Efficient multi-objective optimization of a boot-shaped rib in a cooling channel

Abstract

Multi-objective optimization of a boot-shaped rib in a cooling channel was conducted to assess the trade-off between two conflicting objectives, heat transfer performance and pressure drop. Numerical analysis using three-dimensional Reynolds-averaged Navier–Stokes equations, surrogate modelling for function approximation, and a multi-objective genetic algorithm were used for the optimization. Four geometric variables (the ratios of the tip width to rib width, rib width to rib height, rib height to channel height, and tip height to rib height) were chosen as the design variables. To characterize the heat transfer performance and pressure drop, the area-averaged Nusselt number at the rib-roughened surface and the friction factor were selected as the objective functions. For modelling turbulence, a low-Re k–ω turbulence model was used. The Latin hypercube sampling method was used to select the design points in the design space. Two different cases were considered.
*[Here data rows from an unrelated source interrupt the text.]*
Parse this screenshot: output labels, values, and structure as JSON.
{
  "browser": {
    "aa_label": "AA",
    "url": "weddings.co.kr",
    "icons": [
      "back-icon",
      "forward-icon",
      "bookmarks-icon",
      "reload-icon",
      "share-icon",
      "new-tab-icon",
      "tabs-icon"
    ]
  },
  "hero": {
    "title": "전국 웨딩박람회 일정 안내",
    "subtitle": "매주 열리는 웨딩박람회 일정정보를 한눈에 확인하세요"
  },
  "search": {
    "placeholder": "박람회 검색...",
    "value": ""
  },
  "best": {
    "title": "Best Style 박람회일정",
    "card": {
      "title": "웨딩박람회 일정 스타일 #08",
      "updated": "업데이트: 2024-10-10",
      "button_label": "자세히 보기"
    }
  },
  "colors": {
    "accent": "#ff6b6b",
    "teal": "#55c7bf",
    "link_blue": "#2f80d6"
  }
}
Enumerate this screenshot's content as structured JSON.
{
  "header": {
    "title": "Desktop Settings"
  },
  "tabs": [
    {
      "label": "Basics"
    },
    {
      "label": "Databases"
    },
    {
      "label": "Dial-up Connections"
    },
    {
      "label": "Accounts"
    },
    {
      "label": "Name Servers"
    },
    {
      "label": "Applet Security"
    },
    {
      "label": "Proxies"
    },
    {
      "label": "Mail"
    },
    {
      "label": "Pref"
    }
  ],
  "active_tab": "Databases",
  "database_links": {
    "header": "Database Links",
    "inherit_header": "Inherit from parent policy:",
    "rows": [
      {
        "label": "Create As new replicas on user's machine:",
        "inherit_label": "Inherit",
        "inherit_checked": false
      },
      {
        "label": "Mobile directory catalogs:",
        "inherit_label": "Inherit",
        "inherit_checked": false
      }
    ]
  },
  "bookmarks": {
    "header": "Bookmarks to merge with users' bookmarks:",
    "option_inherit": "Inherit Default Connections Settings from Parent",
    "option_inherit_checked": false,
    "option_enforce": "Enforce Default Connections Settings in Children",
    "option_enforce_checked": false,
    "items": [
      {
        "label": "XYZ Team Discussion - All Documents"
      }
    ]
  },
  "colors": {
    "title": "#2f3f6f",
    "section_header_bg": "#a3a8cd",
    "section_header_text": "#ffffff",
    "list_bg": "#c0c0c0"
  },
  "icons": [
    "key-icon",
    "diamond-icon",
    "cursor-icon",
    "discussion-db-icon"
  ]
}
In the first case, the objective functions were formulated using response surface approximation models while the second case involved kriging models. The Pareto-optimal fronts obtained using the multi-objective genetic algorithm for the two cases were compared using convergence and spread performance criterion. Based on the performance analysis results, a new approach to obtain the best Pareto-optimal front is presented. Further, the flow dynamics and heat transfer characteristics of some representative Pareto-optimal solutions of the best Pareto-optimal front were used to analyze the variations of the objective functions with the design variables.